You Don’t Mess with the Zohan
Friday, June 6th, 2008
Adam Sandler, certainly known for some grade-A ridiculousness and juvenile humor, has outdone himself in his latest, You Don’t Mess with the Zohan. With the typically less-than-funny Jewish-Palestinian hostility as a back story, Sandler, by way of heaps of hummus and a cantaloupe-sized crotch – which, by the way, given it’s prominence should have its own credit – delivers comedy the likes of week-old bed-head – strikingly laughably, thoroughly dirty and evidently lazy. Sandler pushes aside more sophisticated Zionist jokes, in favor of, for example, having elderly Charlotte Rae (“Different Strokes”) talk about erectile dysfunction. Grannies seem to be the real ones messing (around) with the Zohan.
As an unstoppable Israeli soldier, Zohan and his turrets-like disco dancing is revered the country over. He can catch bullets in his nostrils, leap from buildings and remain unmoved when a piranha is placed in his swim trunks.

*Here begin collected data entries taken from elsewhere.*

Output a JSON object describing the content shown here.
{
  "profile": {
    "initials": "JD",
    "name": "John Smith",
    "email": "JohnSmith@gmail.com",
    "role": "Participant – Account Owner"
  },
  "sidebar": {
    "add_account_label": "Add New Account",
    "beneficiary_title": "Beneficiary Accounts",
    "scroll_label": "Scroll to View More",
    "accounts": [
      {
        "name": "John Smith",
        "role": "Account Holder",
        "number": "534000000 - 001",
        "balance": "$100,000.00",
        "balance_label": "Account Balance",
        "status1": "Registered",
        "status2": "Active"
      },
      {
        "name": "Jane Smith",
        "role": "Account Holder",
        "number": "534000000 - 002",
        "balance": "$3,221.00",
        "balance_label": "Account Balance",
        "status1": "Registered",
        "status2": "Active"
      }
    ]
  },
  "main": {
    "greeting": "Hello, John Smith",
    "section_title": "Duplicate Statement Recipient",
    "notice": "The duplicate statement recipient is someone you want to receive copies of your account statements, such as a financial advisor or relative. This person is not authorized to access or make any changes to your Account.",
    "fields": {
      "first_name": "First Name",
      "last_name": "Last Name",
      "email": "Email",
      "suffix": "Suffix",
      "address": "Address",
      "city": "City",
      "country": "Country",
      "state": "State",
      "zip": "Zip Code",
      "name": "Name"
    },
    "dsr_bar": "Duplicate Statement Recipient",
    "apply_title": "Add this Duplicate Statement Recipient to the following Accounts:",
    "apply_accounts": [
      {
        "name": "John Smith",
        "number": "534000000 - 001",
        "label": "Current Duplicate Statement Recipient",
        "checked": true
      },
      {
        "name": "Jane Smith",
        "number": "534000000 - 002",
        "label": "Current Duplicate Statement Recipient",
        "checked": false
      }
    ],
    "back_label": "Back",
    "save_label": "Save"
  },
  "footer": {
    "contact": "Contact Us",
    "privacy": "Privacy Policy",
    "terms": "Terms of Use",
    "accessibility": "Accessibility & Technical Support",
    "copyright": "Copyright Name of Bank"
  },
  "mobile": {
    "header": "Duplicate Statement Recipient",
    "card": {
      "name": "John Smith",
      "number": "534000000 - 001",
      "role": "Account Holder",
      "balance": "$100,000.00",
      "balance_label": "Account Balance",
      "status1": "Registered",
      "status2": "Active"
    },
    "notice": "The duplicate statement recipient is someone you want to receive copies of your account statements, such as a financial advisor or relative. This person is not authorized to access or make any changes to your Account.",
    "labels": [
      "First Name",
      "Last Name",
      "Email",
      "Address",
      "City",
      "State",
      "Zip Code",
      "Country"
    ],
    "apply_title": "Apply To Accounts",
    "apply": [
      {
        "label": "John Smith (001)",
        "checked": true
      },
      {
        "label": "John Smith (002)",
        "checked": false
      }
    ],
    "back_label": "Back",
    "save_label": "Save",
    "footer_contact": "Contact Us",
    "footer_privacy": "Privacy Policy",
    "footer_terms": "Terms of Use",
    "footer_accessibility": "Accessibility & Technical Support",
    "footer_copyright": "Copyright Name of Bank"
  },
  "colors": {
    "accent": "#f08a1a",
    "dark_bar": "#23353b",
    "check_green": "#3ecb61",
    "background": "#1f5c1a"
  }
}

Yet this Semitic superhero’s true passion is to one day cut and style hair – to make “the silky-smooth.” Zohan travels to America to pursue his dream, but his past eventually catches up to him.
Fans of Sandler’s will love the film. It’s the bawdiest of his work – Judd Apatow is one of the writer’s – and the most action-packed. It’s also completely ridiculous. There’s an appreciation upfront for the concept and fun, but the film falls apart towards the end like a bad perm, mainly when John Tuturro, as Zohan’s enemy The Phantom, has more screen time. Rob Schneider as a Palestinian cab driver and telemarketer proves a bit flat, as well. Watching Zohan serve in the neighborhood watch, cut his teeth as a beautician and bang senior citizens is the best part of the film, which formulaically is about 15 minutes into the movie and about 20 minutes from the end.
Various cameos help keep the rhythm up, however. Chris Rock, Mariah Carey, George Takei and many, manymore familiar faces pop up throughout the film. Why? Who knows. It’s a decently entertaining element, especially Dave Matthews’ career-worthy role as a hating hick. To the film’s credit, Zohan stays far away from trying to insert any forced “can’t we all get along” messages pertaining to the opposing countries. But obviously, in a movie like this, things wrap up in a neat, contrived little package. Well, not a little package in Zohan’s case.